Art cars travel to places unblessed, perhaps even unknown; they enliven the blankness for a moment in which the relationship between the thing and the place becomes like a wash of well-fitting Truth. It is just a moment, a tiny space where my eyes and hands finally make sense together. Whatever it is that lies between a thing most loved and a space most sought after, here joins together in a way that I can understand, for a moment, the prickly-pearness of such a nature.

There is a completely self-contained, yet childlike enthusiasm and a par- ticular quality of joy which is cultivated in the dry, yet fertile ground of simplicity and necessity. The desert became my blood this day. The deepness of this experience and the red glowing coalness of it in my head, a freedom. This tiny moment framed by utter goofiness and pure enjoyment. This day, my heart flexed and pumped inside my chest to the beauty of kicking up the dust around a deserted town on old Route 66 in the Mojave Desert - Amboy, California. This and this and this and that. Yes. One plus one equals three.
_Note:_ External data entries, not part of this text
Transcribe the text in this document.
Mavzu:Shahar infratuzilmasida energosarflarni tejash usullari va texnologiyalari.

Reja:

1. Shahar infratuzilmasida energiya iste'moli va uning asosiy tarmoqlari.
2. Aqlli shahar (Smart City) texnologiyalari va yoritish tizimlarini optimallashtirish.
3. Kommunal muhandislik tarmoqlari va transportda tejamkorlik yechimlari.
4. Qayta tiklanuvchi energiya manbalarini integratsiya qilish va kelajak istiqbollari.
Waiting for Deuce and Daniel to return with a borrowed gas can, I walked along the railroad tracks in Amboy, attempted a break-in at the church in order to see the massive, painted mural of Moses parting the Red Sea, and peed in the middle of someone's front yard. Finally, while sitting in the remains of the church fountain, I spotted a deflated rubber ball on which a proud young boy had fiercely scribbled his three-part name. I kicked the ball across old Route 66 and felt wildly satisfied to hear it thunk on the other side. A dog barked, the sun was hot and I sucked down a root beer while waving off a passing trucker. For an afternoon, I was a rootless drifter hanging around with nothing to do but think about locating the best place to sit, determining what to see, and figuring out from which direction that dog bark was coming - a meandering consciousness which means little outside the moment. Not at all concerned about time or the faint spot of breakfast on my already dirty and worn t-shirt, complete satisfaction settled on my chest. When Daniel returned to collect me, I felt unfortunately interrupted, unwillingly taken back into a supported world where I was, in fact, not alone, not aimless, not really drifting. For a short period I had managed to slip through the matrix of hours and expectations. It was quite lovely in its measure.

Apparently needing more than gas, Whip It! was not doing so well. As the sun readied to tuck itself under cover, wounded Whip It! began to pale and I found great consolation in the renewed company of my travelling companions. We donned blankets and gathered around a highway call box only slightly powered by a tired solar body. We waited on hold with the insurance company, the tow company and the police. The box lost its charge again, and again, so we made our way each time down the long line of highway call box soldiers.

It was disheartening to see the fabulous and daring Whip It! in such condition, her hood up, her big 1950's engine choking, her hoop skirt trunk off kilter and unable to close, Deuce's keen smile slightly flattened. As the tow truck lifted the wounded Whip It! up off all four wheels, I pet Deuce's head and said all that this day had taught me to say, knowing no answers and likewise needing none, "I'm sorry."